The dataset is available on the Hugging Face Datasets Hub. A recommended way to download is using huggingface cli:
# Multi-label Classification Dataset: SafeSora-Label
huggingface-cli download --repo-type dataset --local-dir-use-symlinks False --resume-download PKU-Alignment/SafeSora-Label --local-dir ./SafeSora-Label
# Human Preference Dataset: SafeSora
huggingface-cli download --repo-type dataset --local-dir-use-symlinks False --resume-download PKU-Alignment/SafeSora --local-dir ./SafeSora
# Evaluation Dataset: SafeSora-Eval
huggingface-cli download --repo-type dataset --local-dir-use-symlinks False --resume-download PKU-Alignment/SafeSora-Eval --local-dir ./SafeSora-Eval
The downloaded data mainly consists of two parts: config-train.json.gz
and config-test.json.gz
are the data configurations, and videos.tar.gz
is the compressed package of videos. Please unzip the package before use.
tar -xzvf video.tar.gz
Each data point in the dataset includes a user prompt, the potential harmful category of the user prompt, a generated video, and the annotation results of the harmful category for the Text-Video pair. In the config, the video will include a video_path
pointing to its relative location in the videos folder. This relative location follows a fixed rule: videos/prompt_id/video_id
.
Note: The videos.tar.gz
file in the SafeSora-Label and SafeSora preference datasets is the same, so if you have previously downloaded videos.tar.gz
, you can use the same video folder and only need to download the config files separately.
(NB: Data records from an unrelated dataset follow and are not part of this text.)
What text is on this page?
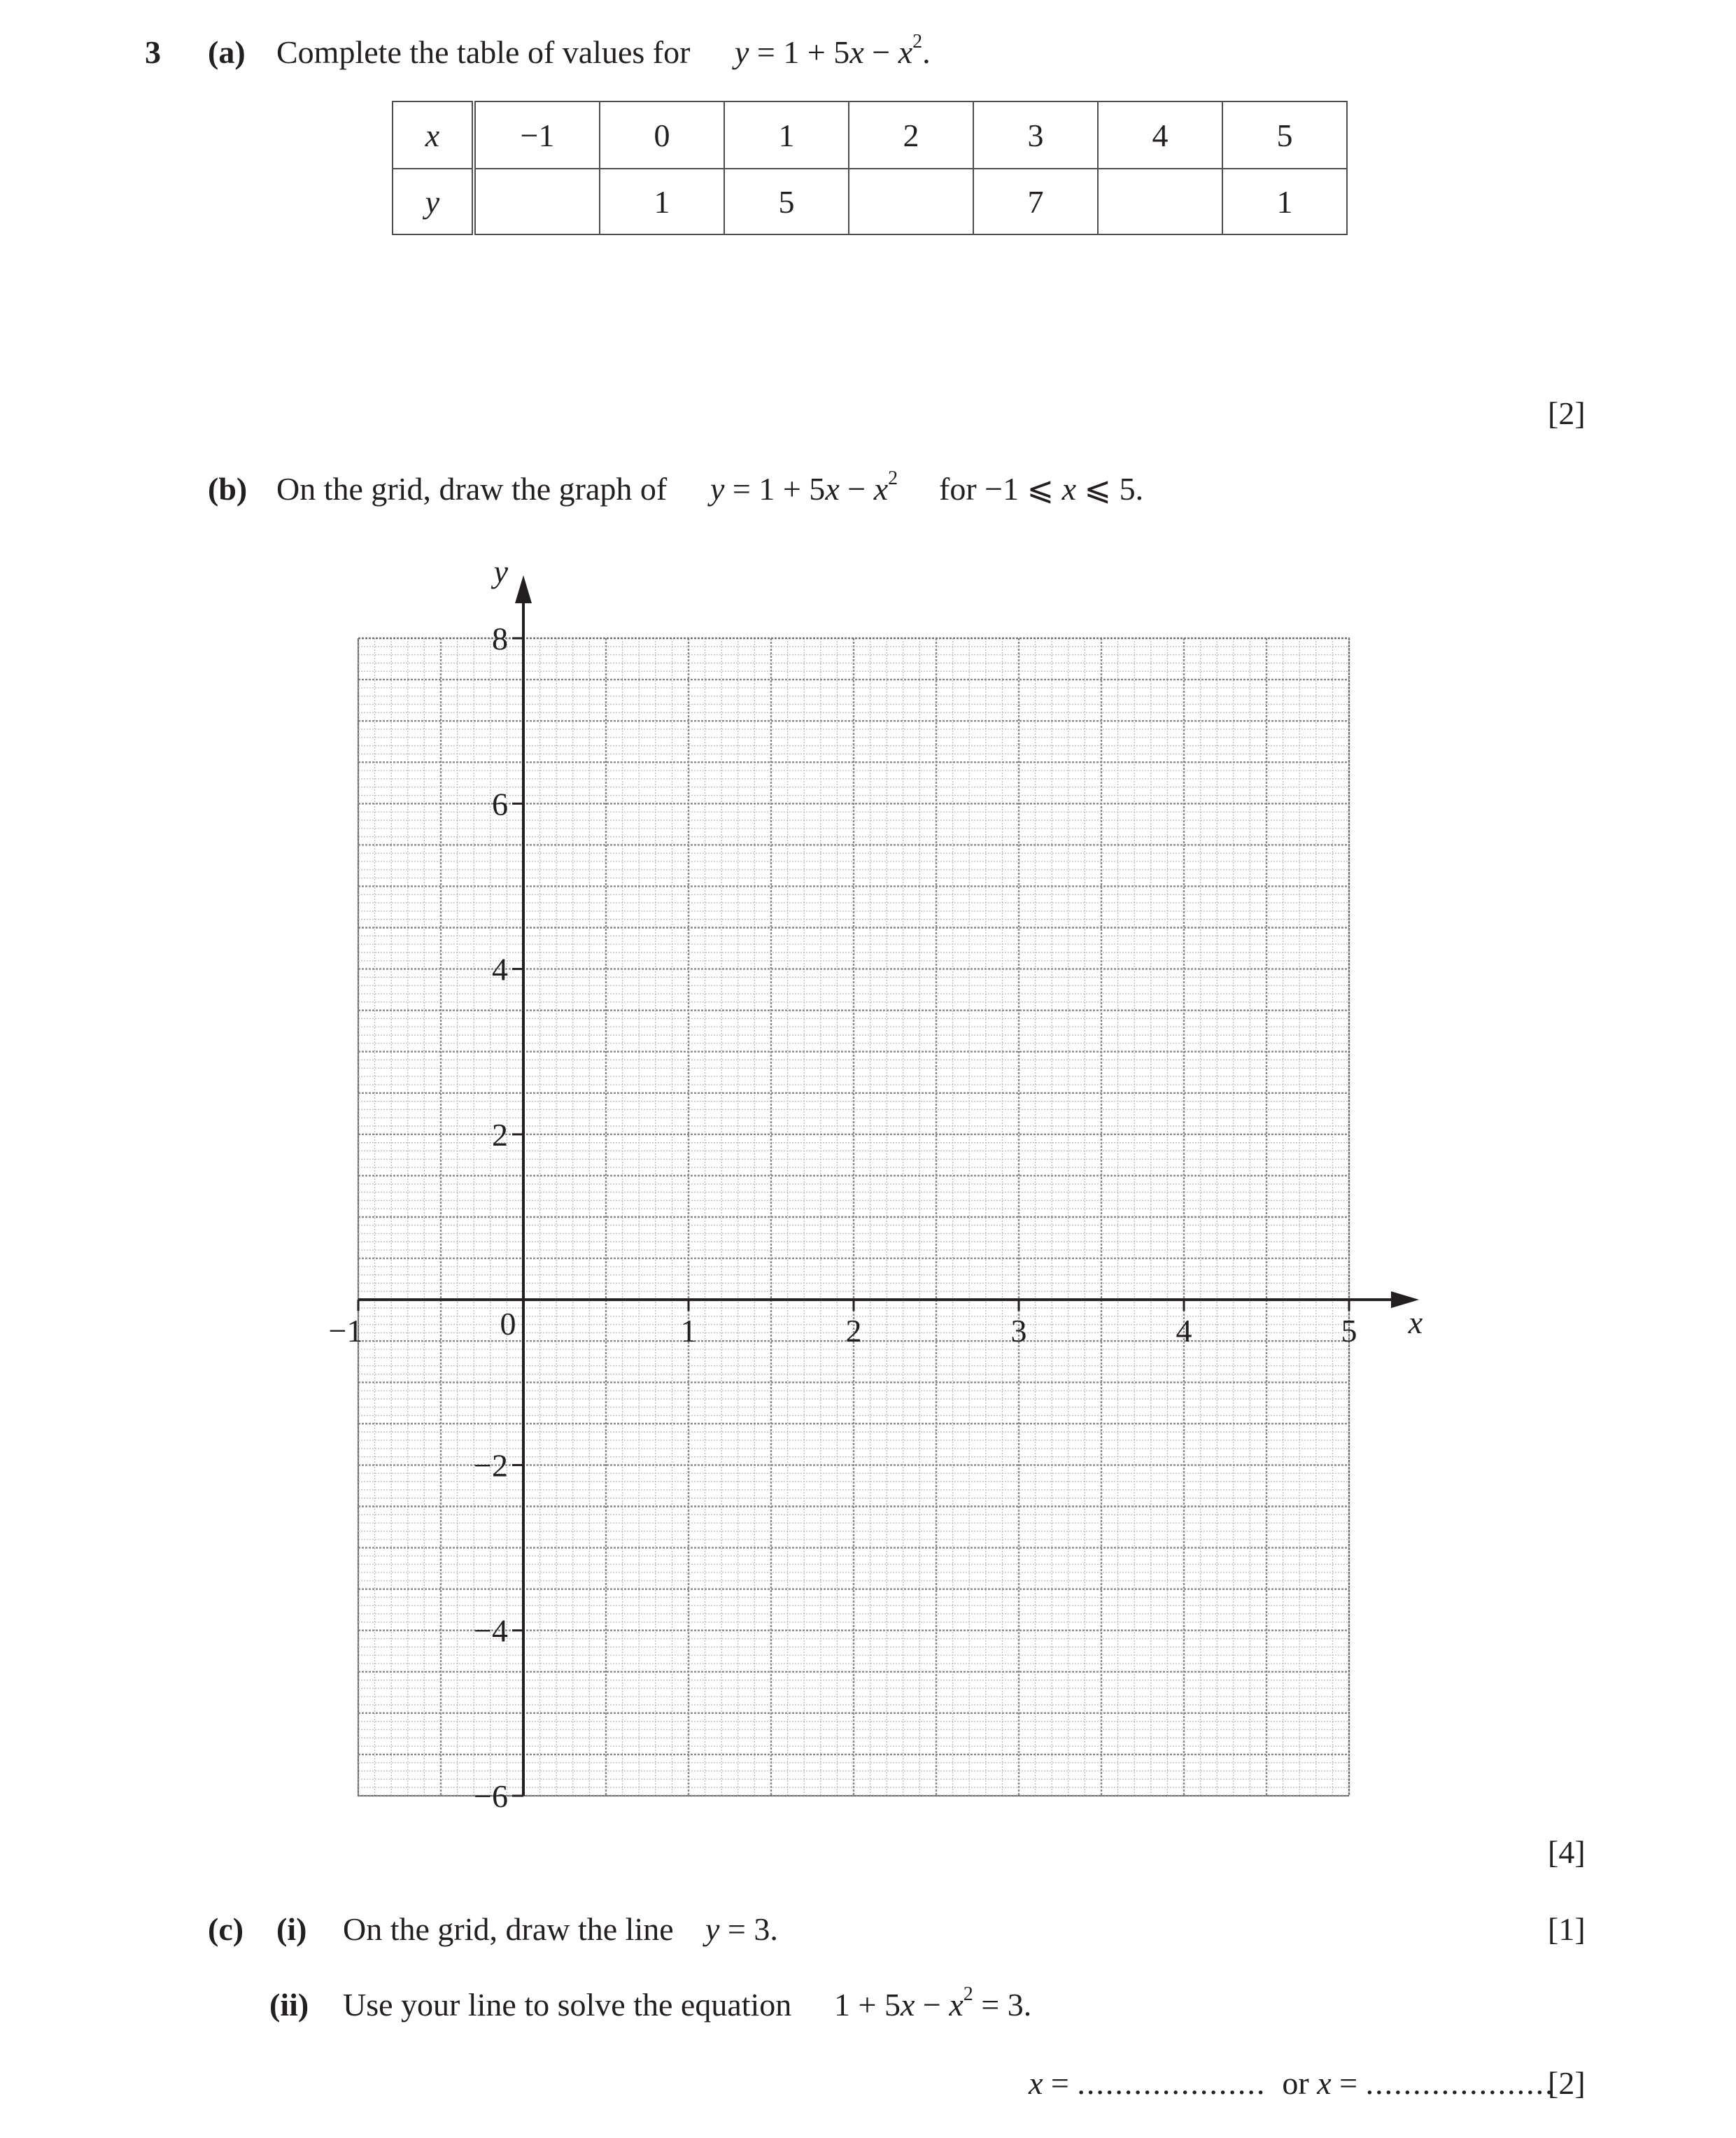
3 (a) Complete the table of values for $y = 1 + 5x - x^2$.
x	−1	0	1	2	3	4	5
y		1	5		7		1
[2]
(b) On the grid, draw the graph of $y = 1 + 5x - x^2$ for −1 ⩽ x ⩽ 5.
y
x
−1	0	1	2	3	4	5
8
6
4
2
−2
−4
−6
[4]
(c) (i) On the grid, draw the line y = 3.	[1]
(ii) Use your line to solve the equation $1 + 5x - x^2 = 3$.
x = .................... or x = ....................
[2]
We also provide a script to quickly return a Torch Dataset class:
from safe_sora.datasets import VideoDataset, PairDataset, PromptDataset
# Multi-label Classification Dataset
label_data = VideoDataset.load("path/to/config", video_dir="path/to/video_dir")
# Human Preference Dataset
pref_data = PairDataset.load("path/to/config", video_dir="path/to/video_dir")
# Evaluation Dataset
eval_data = PromptDataset.load("path/to/config", video_dir="path/to/video_dir")
If you find the SafeSora dataset family useful in your research, please cite the following paper:
@misc{dai2024safesora,
title={SafeSora: Towards Safety Alignment of Text2Video Generation via a Human Preference Dataset},
author={Josef Dai and Tianle Chen and Xuyao Wang and Ziran Yang and Taiye Chen and Jiaming Ji and Yaodong Yang},
year={2024},
eprint={2406.14477},
archivePrefix={arXiv},
primaryClass={id='cs.CV' full_name='Computer Vision and Pattern Recognition' is_active=True alt_name=None in_archive='cs' is_general=False description='Covers image processing, computer vision, pattern recognition, and scene understanding. Roughly includes material in ACM Subject Classes I.2.10, I.4, and I.5.'}
}
SafeSora dataset and its family are released under the CC BY-NC 4.0 License. The code is released under Apache License 2.0.